Re: pg autoscaler vs omap pools

Sage Weil <sweil@xxxxxxxxxx> · Wed, 20 Mar 2019 05:17:10 +0000 (UTC)

On Tue, 19 Mar 2019, Patrick Donnelly wrote:
> > > This would effectively be hacking an IOP bias in for omap-centric
> > > pools, on the data size-versus-heat tradeoff we've always had to deal
> > > with. A more generic solution would be for the balancer to explicitly
> > > account for both data size and IO activity. Right?
> >
> > Yeah, that's a better way to frame it!
> >
> > > Now, this is definitely not necessarily a better solution for the
> > > needs we have, but are we comfortable taking the quick hack instead?
> > > Especially since the omap data is often on a different set of drives,
> > > I'm not totally sure we need a size-based equalizer...
> >
> > So, instead of a configurable for an omap multiplier, perhaps instead we
> > have a per-pool property that is an IOPS bias (e.g., 10x in this case).  I
> > think this is a situation where we don't/can't automagically determine
> > that bias by measuring workload because workload and heat is ephemeral
> > while placement and rebalancing are hugely expensive.  We wouldn't want to
> > adjust placement automatically.
> >
> > How about pool property pg_autoscale_bias, and we have rgw and cephfs set
> > those automatically somewhere on the appropriate pools?
> 
> I'm wondering if the bias is really necessary if we can just set the
> pg_num_min at file system metadata pool / rgw index pool creation (or
> before turning on the autoscaler)?
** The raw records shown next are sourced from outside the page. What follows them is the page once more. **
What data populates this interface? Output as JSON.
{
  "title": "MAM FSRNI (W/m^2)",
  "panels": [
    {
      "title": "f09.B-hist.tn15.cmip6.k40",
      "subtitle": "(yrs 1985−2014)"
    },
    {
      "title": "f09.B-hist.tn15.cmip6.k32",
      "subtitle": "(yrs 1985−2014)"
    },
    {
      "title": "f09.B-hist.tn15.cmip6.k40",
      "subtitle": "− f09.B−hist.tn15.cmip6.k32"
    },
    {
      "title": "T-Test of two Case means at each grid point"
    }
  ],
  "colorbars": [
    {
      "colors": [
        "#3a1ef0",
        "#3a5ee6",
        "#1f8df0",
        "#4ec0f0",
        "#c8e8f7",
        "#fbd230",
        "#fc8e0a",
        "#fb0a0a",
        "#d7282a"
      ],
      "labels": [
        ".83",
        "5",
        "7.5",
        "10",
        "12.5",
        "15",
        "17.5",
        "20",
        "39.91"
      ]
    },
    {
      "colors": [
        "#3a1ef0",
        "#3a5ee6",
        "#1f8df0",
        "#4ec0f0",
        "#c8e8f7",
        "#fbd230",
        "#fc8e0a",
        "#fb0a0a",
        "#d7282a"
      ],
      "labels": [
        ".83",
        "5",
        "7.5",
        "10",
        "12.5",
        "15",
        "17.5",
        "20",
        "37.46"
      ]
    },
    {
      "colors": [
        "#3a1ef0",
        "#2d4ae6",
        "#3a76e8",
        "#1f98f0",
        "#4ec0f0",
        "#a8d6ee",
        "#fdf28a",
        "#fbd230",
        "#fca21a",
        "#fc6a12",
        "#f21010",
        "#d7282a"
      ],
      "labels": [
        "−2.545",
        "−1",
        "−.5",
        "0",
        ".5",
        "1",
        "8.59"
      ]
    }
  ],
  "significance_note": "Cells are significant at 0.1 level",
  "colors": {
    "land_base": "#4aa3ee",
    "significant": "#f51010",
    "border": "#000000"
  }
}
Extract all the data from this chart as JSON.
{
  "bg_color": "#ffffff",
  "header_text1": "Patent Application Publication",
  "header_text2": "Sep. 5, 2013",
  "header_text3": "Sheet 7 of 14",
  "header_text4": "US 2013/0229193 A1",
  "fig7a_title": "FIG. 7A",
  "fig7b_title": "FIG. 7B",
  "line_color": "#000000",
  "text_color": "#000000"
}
I would think that the difference
> between e.g. 32 PGs versus 64 PGs will not be significant for a
> metadata pool in terms of recovery or performance when we're looking
> at only a hundred or so gigabytes of omap data. The difference between
> 4 PGs and 32 PGs *is* significant though. So, maybe setting a
> reasonable min is enough?

Do you mean a min of 32 for *any* pool?  That would be a problem for pools 
like device_health_metrics.

If we set a PG min on omap pools like rgw index and cephfs metadata, then 
it's the same amount of "work" as setting a multiplier for those pools.  
But I think you might be right that a min of 32 may make more sense 
in those cases since we don't tend to have a zillion of them and we want 
good distribution out of the gate when they are empty.

I'm somewhat inclined to still have a multiplier, though, so that they 
also continue to scale up when they get big...

sage